I have a quick news flash for everybody. The world is going to hell in a hand basket, and soon enough the whole ship is going to come crashing down. Also, people with disabilities are extra-screwed as the boat goes under (I mean hey, are life rafts even accessible? Because my wheelchair would sink like a rock).
The collapse is already happening: Miami is getting regular floods during high tide and the city is raising its sidewalks … and hopefully the curb cuts along with them. Stronger winter storms are hitting the Midwest and Northeast … and don’t even get me started on wheelchairs in snowdrifts. It’s only going to get worse, too, so it’s time to start getting ready (hell, we should have started yesterday).

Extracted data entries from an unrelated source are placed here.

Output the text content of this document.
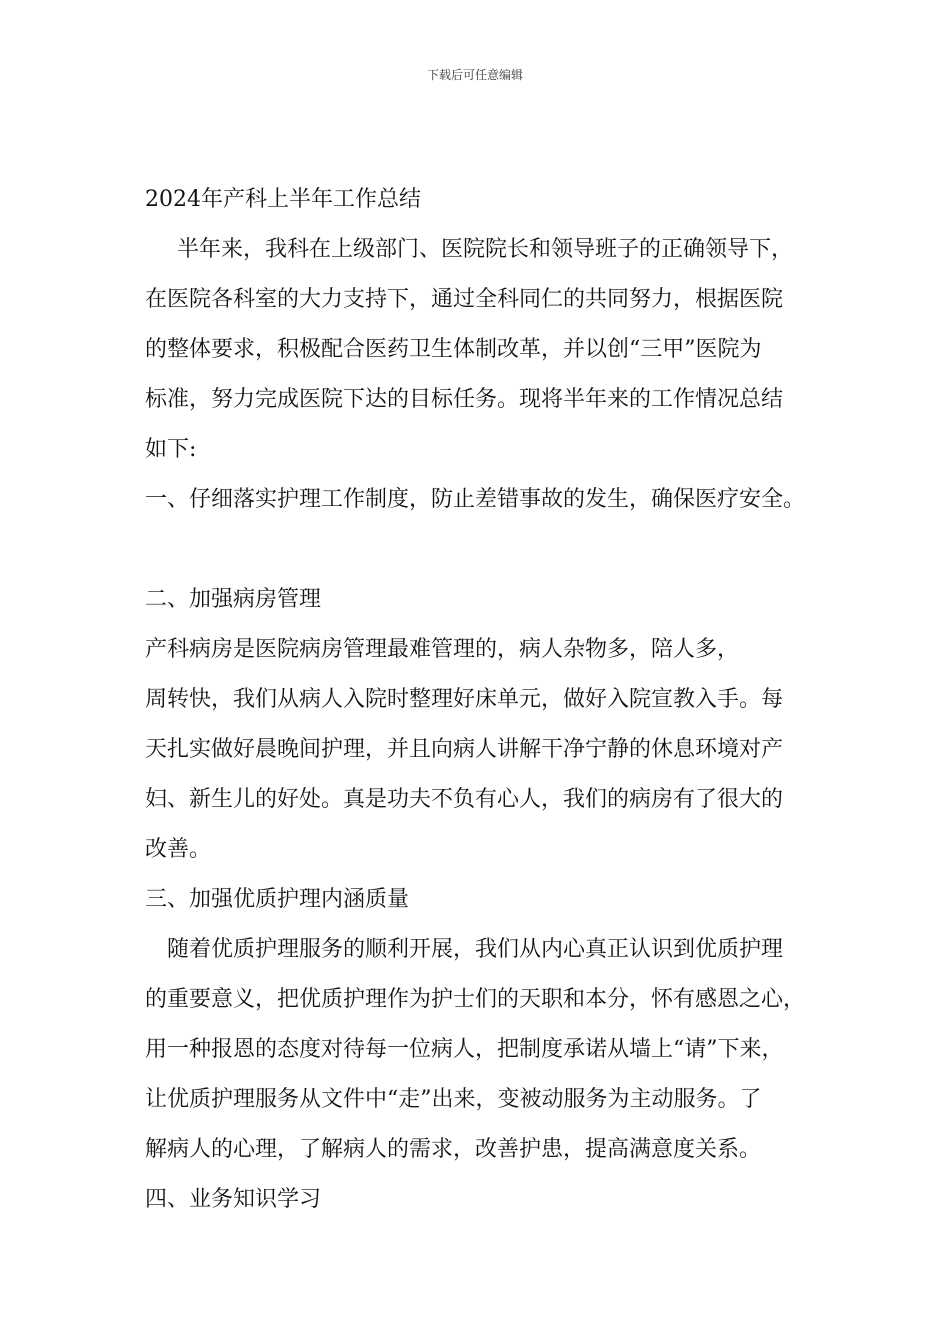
下载后可任意编辑
2024年产科上半年工作总结
半年来，我科在上级部门、医院院长和领导班子的正确领导下，
在医院各科室的大力支持下，通过全科同仁的共同努力，根据医院
的整体要求，积极配合医药卫生体制改革，并以创“三甲”医院为
标准，努力完成医院下达的目标任务。现将半年来的工作情况总结
如下:
一、仔细落实护理工作制度，防止差错事故的发生，确保医疗安全。
二、加强病房管理
产科病房是医院病房管理最难管理的，病人杂物多，陪人多，
周转快，我们从病人入院时整理好床单元，做好入院宣教入手。每
天扎实做好晨晚间护理，并且向病人讲解干净宁静的休息环境对产
妇、新生儿的好处。真是功夫不负有心人，我们的病房有了很大的
改善。
三、加强优质护理内涵质量
随着优质护理服务的顺利开展，我们从内心真正认识到优质护理
的重要意义，把优质护理作为护士们的天职和本分，怀有感恩之心，
用一种报恩的态度对待每一位病人，把制度承诺从墙上“请”下来，
让优质护理服务从文件中“走”出来，变被动服务为主动服务。了
解病人的心理，了解病人的需求，改善护患，提高满意度关系。
四、业务知识学习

Call me masochistic, but I think about the coming collapse every day. And when I say “collapse,” I’m not talking about my building’s foundation when the long-overdue Bay Area earthquake hits, or the next big recession after another financial crisis, or political bickering leading to a government in gridlock. No, I’m talking about sea level rise flooding countries, and expanding drought leading to famine, and all the plastic in the Pacific Ocean killing off every last fish, and us finally running out of the oil that powers society, and the global war when we all start fighting over what’s left, and … well, the list goes on. I think about this every day, and it just spins in circles in my head, making me go, “aw hell, we’re pretty darned screwed.” I guess that’s what happens when you spend too much of your time studying climate change and fragile government benefits. Or just reading about the economy, or the environment, or politics, or war, or … well, the list goes on.

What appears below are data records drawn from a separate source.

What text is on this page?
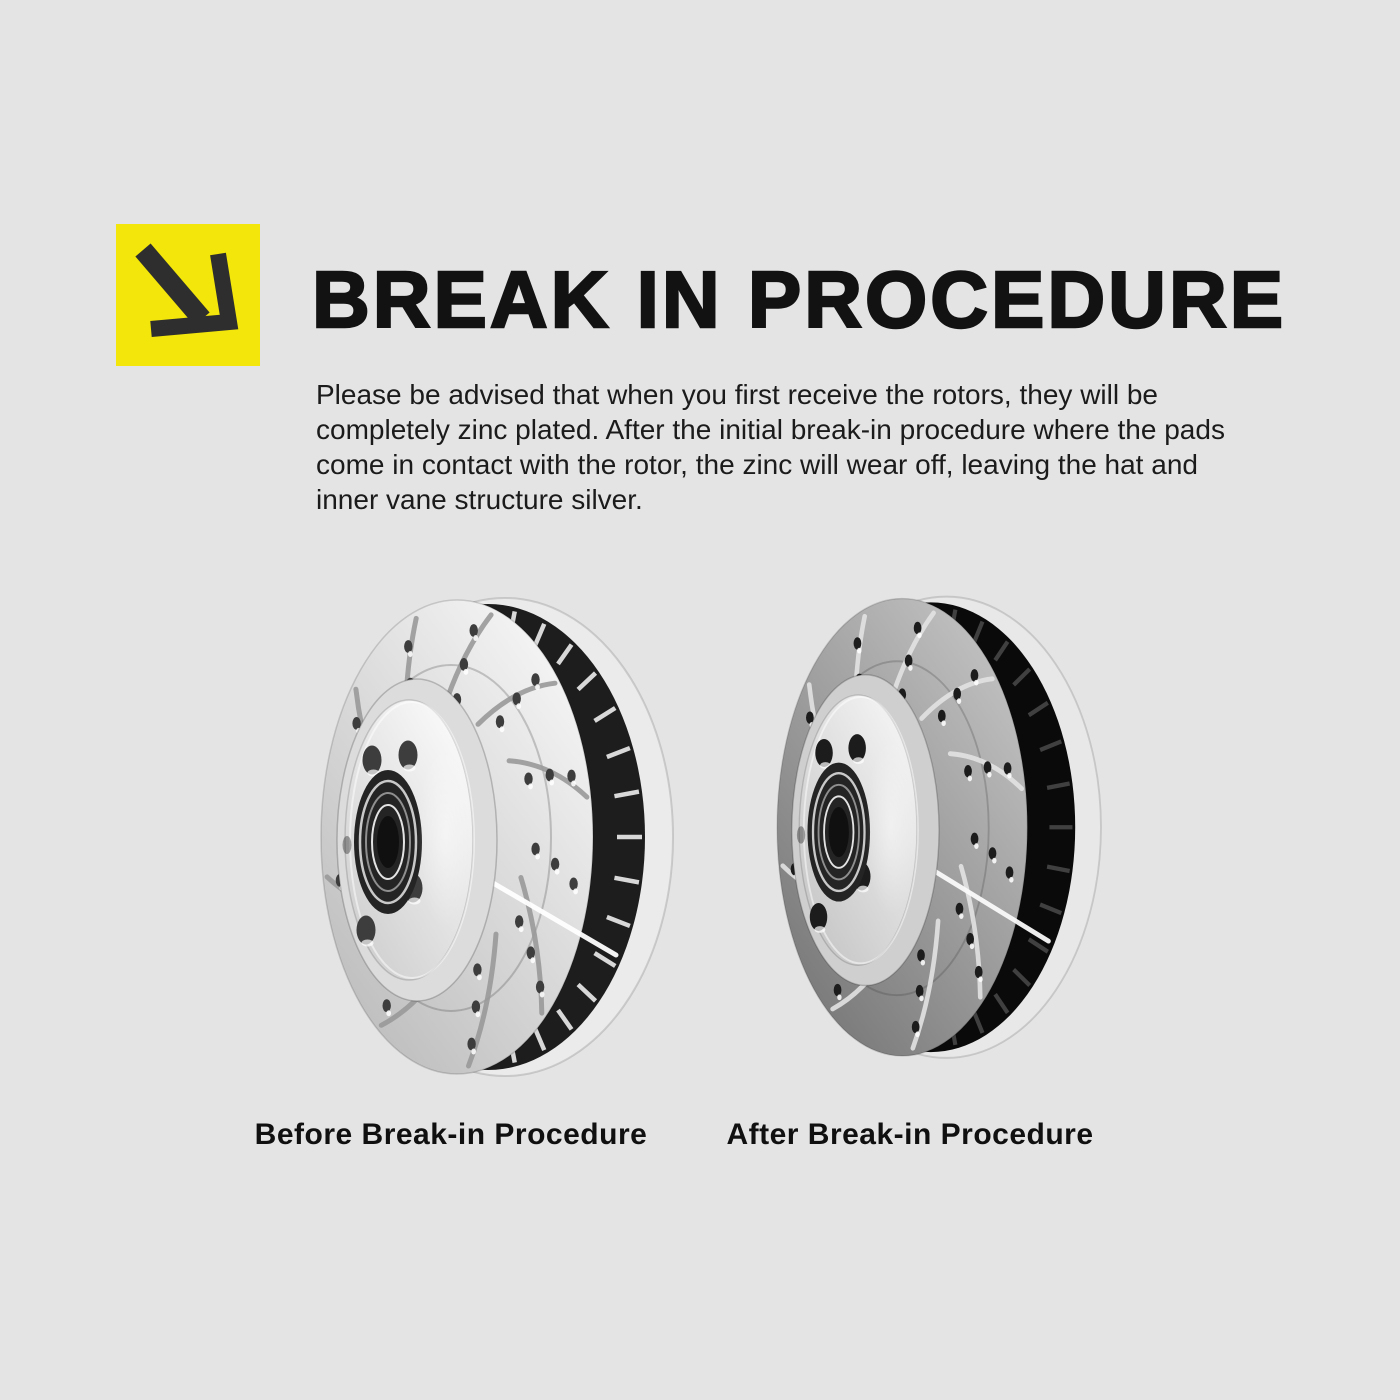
BREAK IN PROCEDURE
Please be advised that when you first receive the rotors, they will be
completely zinc plated. After the initial break-in procedure where the pads
come in contact with the rotor, the zinc will wear off, leaving the hat and
inner vane structure silver.
Before Break-in Procedure	After Break-in Procedure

Then, when I look in the mirror and see that I have a disability, I think “damn, when that doo-doo hits the fan, I’m the first to get splattered.” Splattered into oblivion, that is. I rely on wheelchair parts that are built overseas and pass through soon-to-be-flooded ports. The vital health care and attendant services I receive need a stable government to keep working. And if some global war happens, well, peace out world. Internet friends, I’ll be real here for a second: if I were nondisabled, I might just buy a cabin deep in the woods somewhere and turn into a nature man. Load up on vital supplies and a rifle, then learn how to hunt and scavenge and survive on my own (maybe build a bomb shelter in the meantime). But that’s not possible: a cabin in the woods won’t have electricity for my power wheelchair, or meds to control my spasms, or reliable personal attendant care, or … well, the list goes on.
So when all’s said and done, I’ve just had to acknowledge that I’m an extra-vulnerable person with a disability, in a collapsing world, right next to a fast-spinning fan. (Sorry to bring up that visual again). And you know what? Recently, I’ve accepted it full-on. I’ve come to peace with the fact that some scary things are barreling toward us and can’t be stopped. I’ve let go of the fear and instead decided to prepare, with my life’s logistics and my soul’s balance. Because as a wise man once said, “fear leads to anger, anger leads to hate, hate leads to the Dark Side.”

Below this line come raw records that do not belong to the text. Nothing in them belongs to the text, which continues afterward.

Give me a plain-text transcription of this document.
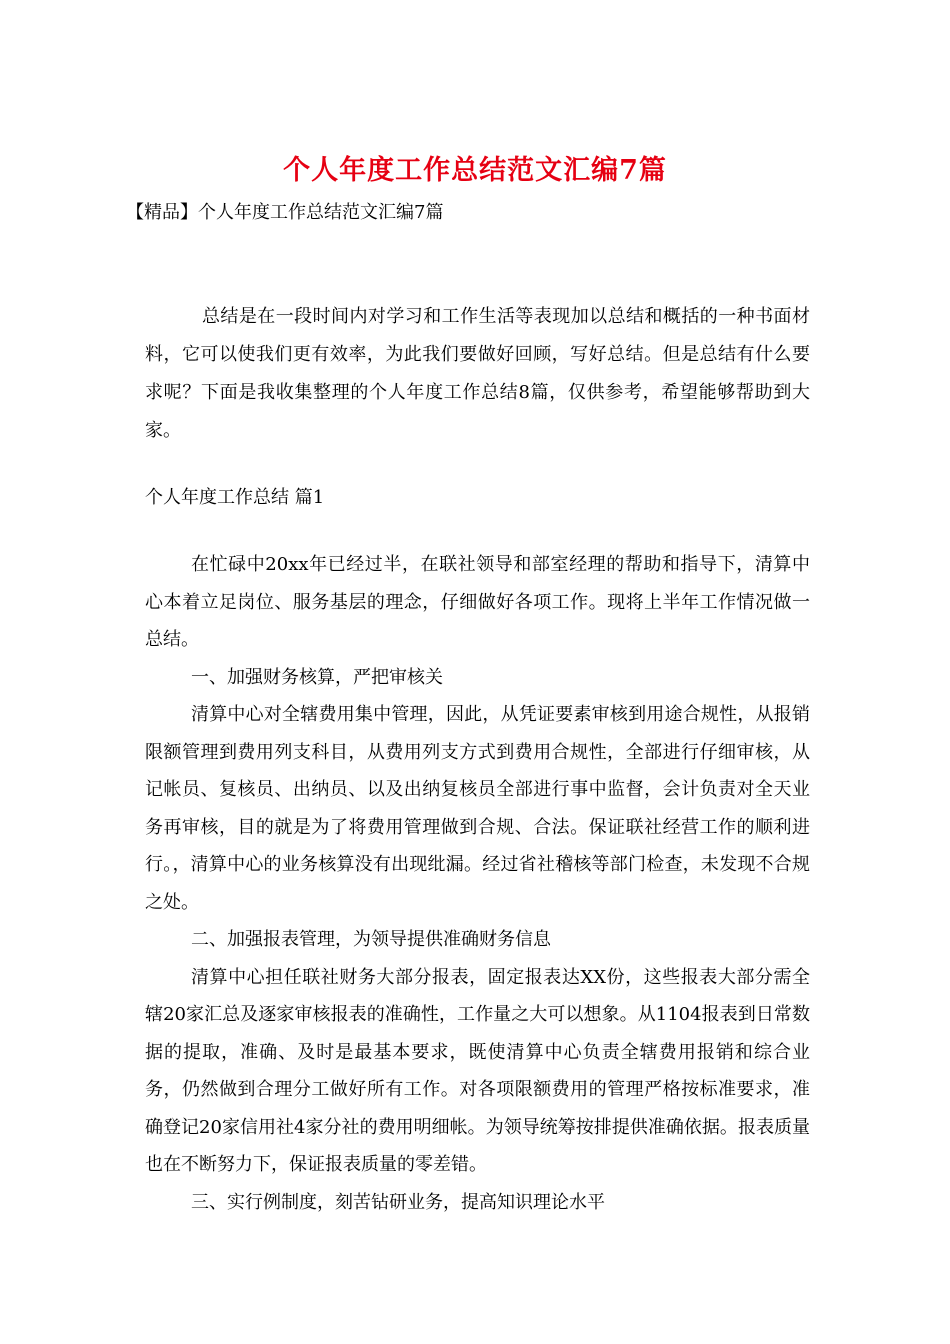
个人年度工作总结范文汇编7篇

【精品】个人年度工作总结范文汇编7篇

总结是在一段时间内对学习和工作生活等表现加以总结和概括的一种书面材料，它可以使我们更有效率，为此我们要做好回顾，写好总结。但是总结有什么要求呢？下面是我收集整理的个人年度工作总结8篇，仅供参考，希望能够帮助到大家。

个人年度工作总结 篇1

在忙碌中20xx年已经过半，在联社领导和部室经理的帮助和指导下，清算中心本着立足岗位、服务基层的理念，仔细做好各项工作。现将上半年工作情况做一总结。

一、加强财务核算，严把审核关

清算中心对全辖费用集中管理，因此，从凭证要素审核到用途合规性，从报销限额管理到费用列支科目，从费用列支方式到费用合规性，全部进行仔细审核，从记帐员、复核员、出纳员、以及出纳复核员全部进行事中监督，会计负责对全天业务再审核，目的就是为了将费用管理做到合规、合法。保证联社经营工作的顺利进行。，清算中心的业务核算没有出现纰漏。经过省社稽核等部门检查，未发现不合规之处。

二、加强报表管理，为领导提供准确财务信息

清算中心担任联社财务大部分报表，固定报表达XX份，这些报表大部分需全辖20家汇总及逐家审核报表的准确性，工作量之大可以想象。从1104报表到日常数据的提取，准确、及时是最基本要求，既使清算中心负责全辖费用报销和综合业务，仍然做到合理分工做好所有工作。对各项限额费用的管理严格按标准要求，准确登记20家信用社4家分社的费用明细帐。为领导统筹按排提供准确依据。报表质量也在不断努力下，保证报表质量的零差错。

三、实行例制度，刻苦钻研业务，提高知识理论水平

But an inevitable collapse brings up a moral dilemma — not just for me, but for all of us, and especially for the disability community. If we are all going to die in this growing catastrophe, what do we do with our lives? In my opinion, it’s two things. First, we should take care of ourselves: time is short and soon to get nastier, so we should make sure we enjoy it as much as possible, and get ready so that we can do so as long as possible. Second, we should help others — and especially other vulnerable people around us — do the same. That means everything from equipping storm shelters with medical support, to strengthening government services for mass upheaval, to helping people find accessible housing when they escape flooding shorelines, to … well, the list goes on.
Of course, you might ask: “why do all that work?” Well, because it’s the right thing to do. My philosophy is that every extra minute of one extra person having one extra bit of happiness is amazingly valuable — or worth about $79, according to this survey (Avoiding fear is just above $83, by the way). So is one extra bit of safety, and health, and community, and security. With that in mind, we should work towards helping our community just for the value of those extra pieces of positivity. And if you’re the kind of person who feels good when you’re doing good, then helping out others is just killing two birds with one stone. So what I say to my brethren with disabilities is this: go on out and kill some birds (figuratively… Because hey, the real ones are all going to die soon anyways).